Friday, February 8, 2008

The number one reason why i don't chase high-yielding stocks

During my early days as a dividend investor, I was focusing my attention to stocks which paid me a generous yield. I would be doing calculations, showing me that at a 10% annual yield I would be able to further compound my profits by reinvesting the dividends. One of the first stocks that I noticed was the Managed High Yield Plus Fund (HYF), a closed-end high-yield bond fund which was paying a generous 10-11% annual dividend. I bought some stock immediately, and after several weeks I received my first dividend payment, which was equal to almost a one percent return per month. I was very excited by this opportunity, which allowed me to compound my gains monthly through the regular reinvestment of dividends. The fund didn’t appreciate by much; nor did it depreciate by much. It was trading in a range, which was perfect for me - I kept receiving and reinvesting my fixed monthly payments of 5.5 cents per share.

After a while the price started decreasing, and I happily reinvested my dividends, realizing that now I would receive a higher yield for my investment at the lower prices. Instead of yielding 10%, the stock was now yielding 12%. Pretty soon though, the dividend was cut, and the yield decreased to 10% again. I was worried a little bit, but I decided that with a 10% yield I would be able to recover my losses over time even if the dividend was cut by a little bit again. For a while it did seem to me that I was going to break-even as I kept reinvesting my dividends and the price was slowly but surely climbing to the level at which I made my first investment. Then disaster strikes again - the dividend was cut and the stock fell again. I was starting to get worried, because I was getting a good yield, but my capital gains were pretty dismal. I checked the historical monthly dividend payments at yahoo finance and it seemed that the company actually had a long-term negative dividend growth. The monthly payments had been steadily decreasing ever since the fund was open for investors. In addition to that the price had been in a decline for some time. I finally realized that super high-dividend yields of over 6% annually are not sustainable in most situations. I also learned that if I would buy a stock just for the dividend payments, I should only buy companies/shares that have a solid history of raising their dividends in both bull and bear cycles over the years. In addition, the company should be a fundamentally sound business, which can afford to pay dividends even if business had a slow year. I also learned that I shouldn’t be chasing a stock simply because it offers an attractive very high yield.

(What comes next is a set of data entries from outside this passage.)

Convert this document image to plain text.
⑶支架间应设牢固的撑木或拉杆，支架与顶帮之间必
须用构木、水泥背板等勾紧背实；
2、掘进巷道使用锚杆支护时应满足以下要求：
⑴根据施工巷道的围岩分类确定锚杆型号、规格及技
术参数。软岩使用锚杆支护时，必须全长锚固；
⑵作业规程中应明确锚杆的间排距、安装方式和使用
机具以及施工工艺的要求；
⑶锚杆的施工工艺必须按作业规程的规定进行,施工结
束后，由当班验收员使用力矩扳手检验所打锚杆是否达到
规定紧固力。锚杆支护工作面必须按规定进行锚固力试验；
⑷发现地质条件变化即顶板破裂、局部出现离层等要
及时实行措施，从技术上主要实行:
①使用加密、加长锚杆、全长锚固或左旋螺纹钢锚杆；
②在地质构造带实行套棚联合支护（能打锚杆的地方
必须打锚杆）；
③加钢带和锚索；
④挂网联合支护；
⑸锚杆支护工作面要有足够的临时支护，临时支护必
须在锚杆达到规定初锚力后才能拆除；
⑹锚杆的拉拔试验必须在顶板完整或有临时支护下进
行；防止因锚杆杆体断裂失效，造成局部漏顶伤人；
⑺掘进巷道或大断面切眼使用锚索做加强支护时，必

The Managed High Yield Plus Fund has been trading in a range over the past 10 years assuming that you had reinvested your dividends. A $1000 investment made in late 1998, would have been worth 1280.83 by the end of 2007, which represents a 2.8% annual return. I could have achieved a much better return simply by buying CD’s, without taking on the risk of owning a volatile creature like HYF. By analyzing my trade it seems that I was chasing a stock that had increased tremendously off its 2002 lows, due to the fact that people were looking for anything that would produce any decent return on their investment, even though it had a negative dividend growth, which is a disaster waiting to happen to you. When the stock declined, I bought more. But since the dividend also declined I was buying a depreciating asset. Now I consider myself wiser – I buy stocks that show positive dividend growth. Even if the price declines I buy more, because I feel somewhat safer that the dividend is the last thing that the company would cut.